That's right. Even though principals (or anyone, really) have no business opining on stuff they have no expertise in, they are being asked to opine about stuff they have no expertise in!
The U.S. Department of Education recently released Evaluating Online Learning: Challenges and Strategies for Success, a guide that addresses challenges faced by school leaders with the implementation of online learning such as how to meet the needs of various stakeholders, how to solve data collection problems, and how to translate evaluation findings into action.
With the rapid increase in students' taking courses online, the release of such a document is timely.But principals, while not Internet technologists, are instructional experts and likely have already formed educated opinions about the quality of the online courses available to their students. [emphasis mine]

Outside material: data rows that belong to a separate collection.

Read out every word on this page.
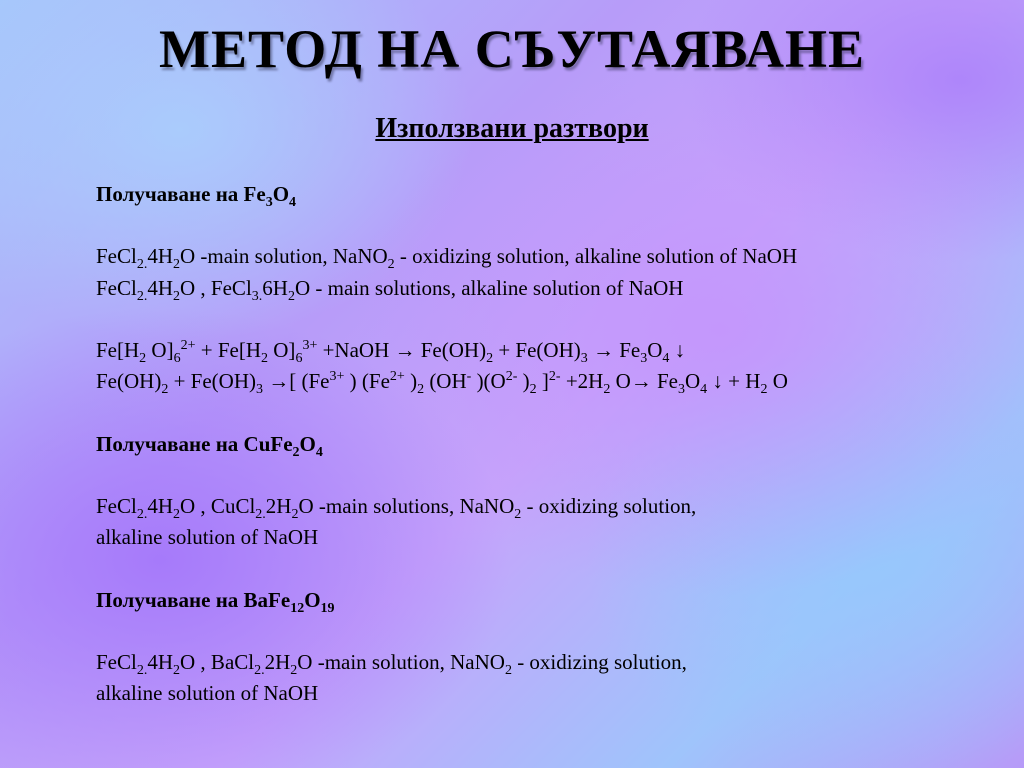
МЕТОД НА СЪУТАЯВАНЕ
Използвани разтвори
Получаване на $Fe_3O_4$
$FeCl_{2.}4H_2O$ -main solution, NaNO$_2$ - oxidizing solution, alkaline solution of NaOH
$FeCl_{2.}4H_2O$ , $FeCl_{3.}6H_2O$ - main solutions, alkaline solution of NaOH
$Fe[H_2$ $O]_6^{2+} + Fe[H_2$ $O]_6^{3+}$ +NaOH → $Fe(OH)_2 + Fe(OH)_3 \to Fe_3O_4$ ↓
$Fe(OH)_2 + Fe(OH)_3$ →[ ($Fe^{3+}$ ) ($Fe^{2+}$ )$_2$ (OH- )($O^{2-}$ )$_2$ ]$^{2-} +2H_2$ $O\to Fe_3O_4$ ↓ + $H_2$ O
Получаване на $CuFe_2O_4$
$FeCl_{2.}4H_2O$ , $CuCl_{2.}2H_2O$ -main solutions, NaNO$_2$ - oxidizing solution,
alkaline solution of NaOH
Получаване на $BaFe_{12}O_{19}$
$FeCl_{2.}4H_2O$ , $BaCl_{2.}2H_2O$ -main solution, NaNO$_2$ - oxidizing solution,
alkaline solution of NaOH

This myth that principals are "instructional experts" flies in the face of reality. They have the same level of teacher education as any other teacher, at least in California. They had to take a couple extra MANAGEMENT and LEADERSHIP courses to get their supplemental Administrative credential. But, they have no more instructional expertise than me, or the first year teacher down the hall. Indeed, most principals have been out of the classroom so long, many of them have forgotten how to teach, and are pretty unfamiliar with lots of the problems teachers encounter on a daily basis.
Jeebus I wish leaders would defer to the expertise of the experts (teachers) and stop tooting their own leadership horns and inviting only a select few--the wrong few--to make policy.
(I have taken 2 online teacher courses. They were ridiculous. They took about an hour or two of real work--research, writing--and I got my A. They are useless. They make money for the online university. I know this not because I am an expert, but because I have taken one, or two. Oh, and I don't think much of Teacher Certification programs either. They suck too--mine did!)